Accelerating. Wheels Up swung from an $11.3M EBITDA loss in 24Q4 to a $32.9M profit in 25Q4. This was driven by exiting unprofitable fleets, cost reductions ($70M annual run-rate), and a one-time gain from sale-leaseback transactions ($24M). Even excluding the one-time gain, the underlying operational improvement is significant.

DRIVER🟢

Fleet Modernization Acceleration

Accelerating. The shift to a standardized fleet (Phenom/Challenger) is ahead of schedule. Premium jets now comprise ~40% of the controlled fleet. Management expects to complete the transition by end of 2026, ahead of the original mid-2027 target. This standardization is directly correlated to the improved reliability stats (99% completion).

CONCERN

Membership Revenue Collapse

Reversing. Membership revenue dropped 49% YoY to just $5.9M in Q4. This reflects the discontinuation of lower-tier programs (Connect/Pay-As-You-Fly). While the new 'Signature Membership' sold 600 units, the sheer drop in membership revenue puts immense pressure on Flight Revenue to carry the top line.

THEME

Delta Partnership Synergy

Stable/Positive. Corporate membership is now the fastest-growing segment (+35% YoY sales). The ability to offer hybrid private-commercial itineraries leveraging Delta's network is a unique moat that competitors cannot easily replicate. This segment now represents 40% of total Membership Fund sales.

CONCERNNEW🔴

Transition Costs Weighing on Gross Margin

The company incurred ~$9M in 'non-recurring fleet modernization expenses' in Q4, which dragged Gross Profit down to $12.8M (vs $15.5M prior year). While termed non-recurring, these costs will likely persist through 2026 as the fleet transition concludes, creating a headline drag on margins.

THEMENEW🔴

Technology Investments (Wi-Fi)

Wheels Up is accelerating the installation of streaming-quality satellite Wi-Fi (Gogo Galileo) across the Phenom and Challenger fleet. While an expense now, this addresses a critical competitive disadvantage in the charter market.

Other KPIs

Liquidity (25Q4)$234 Million

Stable. Includes $134M cash and $100M undrawn revolver. Cash burn has moderated significantly due to the sale-leaseback transaction ($30M net proceeds) and improved operating cash flow. This runway appears sufficient to complete the fleet transition in 2026.

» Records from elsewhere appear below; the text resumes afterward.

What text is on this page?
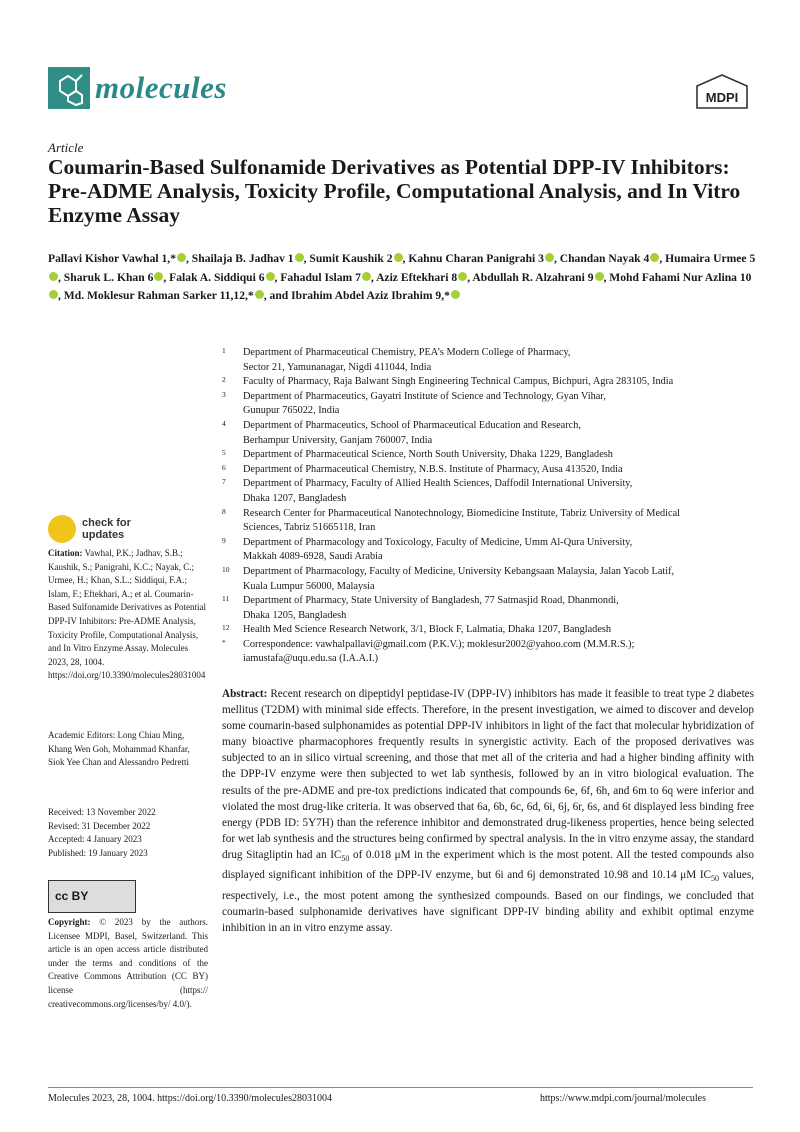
molecules	MDPI
Article
Coumarin-Based Sulfonamide Derivatives as Potential DPP-IV Inhibitors: Pre-ADME Analysis, Toxicity Profile, Computational Analysis, and In Vitro Enzyme Assay
Pallavi Kishor Vawhal 1,* , Shailaja B. Jadhav 1 , Sumit Kaushik 2 , Kahnu Charan Panigrahi 3 , Chandan Nayak 4 , Humaira Urmee 5, Sharuk L. Khan 6 , Falak A. Siddiqui 6 , Fahadul Islam 7 , Aziz Eftekhari 8 , Abdullah R. Alzahrani 9 , Mohd Fahami Nur Azlina 10, Md. Moklesur Rahman Sarker 11,12,* , and Ibrahim Abdel Aziz Ibrahim 9,*
1 Department of Pharmaceutical Chemistry, PEA’s Modern College of Pharmacy,
Sector 21, Yamunanagar, Nigdi 411044, India
2 Faculty of Pharmacy, Raja Balwant Singh Engineering Technical Campus, Bichpuri, Agra 283105, India
3 Department of Pharmaceutics, Gayatri Institute of Science and Technology, Gyan Vihar,
Gunupur 765022, India
4 Department of Pharmaceutics, School of Pharmaceutical Education and Research,
Berhampur University, Ganjam 760007, India
5 Department of Pharmaceutical Science, North South University, Dhaka 1229, Bangladesh
6 Department of Pharmaceutical Chemistry, N.B.S. Institute of Pharmacy, Ausa 413520, India
7 Department of Pharmacy, Faculty of Allied Health Sciences, Daffodil International University,
Dhaka 1207, Bangladesh
8 Research Center for Pharmaceutical Nanotechnology, Biomedicine Institute, Tabriz University of Medical
Sciences, Tabriz 51665118, Iran
9 Department of Pharmacology and Toxicology, Faculty of Medicine, Umm Al-Qura University,
Makkah 4089-6928, Saudi Arabia
10 Department of Pharmacology, Faculty of Medicine, University Kebangsaan Malaysia, Jalan Yacob Latif,
Kuala Lumpur 56000, Malaysia
11 Department of Pharmacy, State University of Bangladesh, 77 Satmasjid Road, Dhanmondi,
Dhaka 1205, Bangladesh
12 Health Med Science Research Network, 3/1, Block F, Lalmatia, Dhaka 1207, Bangladesh
* Correspondence: vawhalpallavi@gmail.com (P.K.V.); moklesur2002@yahoo.com (M.M.R.S.);
iamustafa@uqu.edu.sa (I.A.A.I.)
check for
updates
Citation: Vawhal, P.K.; Jadhav, S.B.; Kaushik, S.; Panigrahi, K.C.; Nayak, C.; Urmee, H.; Khan, S.L.; Siddiqui, F.A.; Islam, F.; Eftekhari, A.; et al. Coumarin-Based Sulfonamide Derivatives as Potential DPP-IV Inhibitors: Pre-ADME Analysis, Toxicity Profile, Computational Analysis, and In Vitro Enzyme Assay. Molecules 2023, 28, 1004. https://doi.org/10.3390/molecules28031004
Academic Editors: Long Chiau Ming, Khang Wen Goh, Mohammad Khanfar, Siok Yee Chan and Alessandro Pedretti
Received: 13 November 2022
Revised: 31 December 2022
Accepted: 4 January 2023
Published: 19 January 2023
cc BY
Copyright: © 2023 by the authors. Licensee MDPI, Basel, Switzerland. This article is an open access article distributed under the terms and conditions of the Creative Commons Attribution (CC BY) license (https:// creativecommons.org/licenses/by/ 4.0/).
Abstract: Recent research on dipeptidyl peptidase-IV (DPP-IV) inhibitors has made it feasible to treat type 2 diabetes mellitus (T2DM) with minimal side effects. Therefore, in the present investigation, we aimed to discover and develop some coumarin-based sulphonamides as potential DPP-IV inhibitors in light of the fact that molecular hybridization of many bioactive pharmacophores frequently results in synergistic activity. Each of the proposed derivatives was subjected to an in silico virtual screening, and those that met all of the criteria and had a higher binding affinity with the DPP-IV enzyme were then subjected to wet lab synthesis, followed by an in vitro biological evaluation. The results of the pre-ADME and pre-tox predictions indicated that compounds 6e, 6f, 6h, and 6m to 6q were inferior and violated the most drug-like criteria. It was observed that 6a, 6b, 6c, 6d, 6i, 6j, 6r, 6s, and 6t displayed less binding free energy (PDB ID: 5Y7H) than the reference inhibitor and demonstrated drug-likeness properties, hence being selected for wet lab synthesis and the structures being confirmed by spectral analysis. In the in vitro enzyme assay, the standard drug Sitagliptin had an $IC_{50}$ of 0.018 μM in the experiment which is the most potent. All the tested compounds also displayed significant inhibition of the DPP-IV enzyme, but 6i and 6j demonstrated 10.98 and 10.14 μM $IC_{50}$ values, respectively, i.e., the most potent among the synthesized compounds. Based on our findings, we concluded that coumarin-based sulphonamide derivatives have significant DPP-IV binding ability and exhibit optimal enzyme inhibition in an in vitro enzyme assay.
Molecules 2023, 28, 1004. https://doi.org/10.3390/molecules28031004	https://www.mdpi.com/journal/molecules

Adjusted Contribution Margin (25Q4)19.1%

Stable. Flat vs 19.3% in 24Q4. Management estimates 'transitory inefficiencies' from fleet modernization impacted this by ~3.5 percentage points. Without these, margin would have been ~22.6%, indicating strong underlying unit economics.

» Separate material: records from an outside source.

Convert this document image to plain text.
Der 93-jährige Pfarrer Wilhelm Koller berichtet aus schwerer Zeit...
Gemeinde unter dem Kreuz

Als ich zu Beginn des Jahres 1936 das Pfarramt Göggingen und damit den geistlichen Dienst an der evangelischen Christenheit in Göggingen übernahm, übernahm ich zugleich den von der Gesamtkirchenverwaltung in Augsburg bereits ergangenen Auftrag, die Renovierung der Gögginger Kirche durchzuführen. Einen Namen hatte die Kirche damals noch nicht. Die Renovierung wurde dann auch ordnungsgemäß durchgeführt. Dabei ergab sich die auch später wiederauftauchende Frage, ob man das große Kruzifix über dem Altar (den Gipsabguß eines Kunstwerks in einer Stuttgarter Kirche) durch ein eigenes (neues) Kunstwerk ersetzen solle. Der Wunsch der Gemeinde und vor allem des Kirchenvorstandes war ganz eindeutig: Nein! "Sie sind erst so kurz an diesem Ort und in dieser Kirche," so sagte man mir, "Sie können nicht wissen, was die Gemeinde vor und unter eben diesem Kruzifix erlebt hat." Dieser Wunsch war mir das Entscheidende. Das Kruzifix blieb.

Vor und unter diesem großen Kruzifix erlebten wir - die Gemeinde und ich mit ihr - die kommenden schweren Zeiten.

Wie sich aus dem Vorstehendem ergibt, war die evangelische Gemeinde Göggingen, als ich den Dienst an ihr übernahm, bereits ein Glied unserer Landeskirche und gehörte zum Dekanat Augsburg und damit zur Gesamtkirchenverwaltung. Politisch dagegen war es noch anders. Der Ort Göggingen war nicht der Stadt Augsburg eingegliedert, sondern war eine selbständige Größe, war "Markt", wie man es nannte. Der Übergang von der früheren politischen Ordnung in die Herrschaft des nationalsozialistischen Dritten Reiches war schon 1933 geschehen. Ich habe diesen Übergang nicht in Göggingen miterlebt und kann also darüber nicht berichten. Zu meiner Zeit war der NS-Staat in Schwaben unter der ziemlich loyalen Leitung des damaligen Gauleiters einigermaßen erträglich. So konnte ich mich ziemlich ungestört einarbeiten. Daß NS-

Total Gross Bookings (25Q4)$269 Million

Decelerating. Down 14% YoY from $314M. Private Jet Gross Bookings were flat (-1%), indicating the decline is largely driven by lower group charter sales and divested non-core businesses.

Guidance

Fleet Transition TimelineComplete by End of 2026

Accelerating. The company expects to exit legacy fleets and have new livery/interiors on half the premium fleet by year-end 2026. This is pulled forward from the original mid-2027 timeline.

Cost Reductions$70M Annual Run-Rate

Stable. The company continues to execute toward this target through organizational streamlining and fleet simplification. Early progress contributed to the Q4 net loss improvement.

Revenue GrowthN/A (No specific range)

Management stated they are advancing toward 'sustainable, profitable growth' in 2026 but did not provide a specific revenue target. Given the -10% YoY contraction in Q4, the pivot to growth remains the key 'show me' metric for FY26.

Key Questions

Revenue Inflection Timing

With Revenue down 10% and Bookings down 14% in Q4, at what point in FY26 do you expect the top line to stabilize and return to growth?

One-Time vs. Recurring EBITDA

Q4 Adjusted EBITDA benefited from a $24M gain on sale-leasebacks. How much of the $33M positive EBITDA is structural operating improvement versus transactional gains?

Membership Revenue Floor

Membership revenue has halved YoY. Is the $5.9M quarterly run-rate the bottom, or should we expect further compression as legacy programs fully roll off?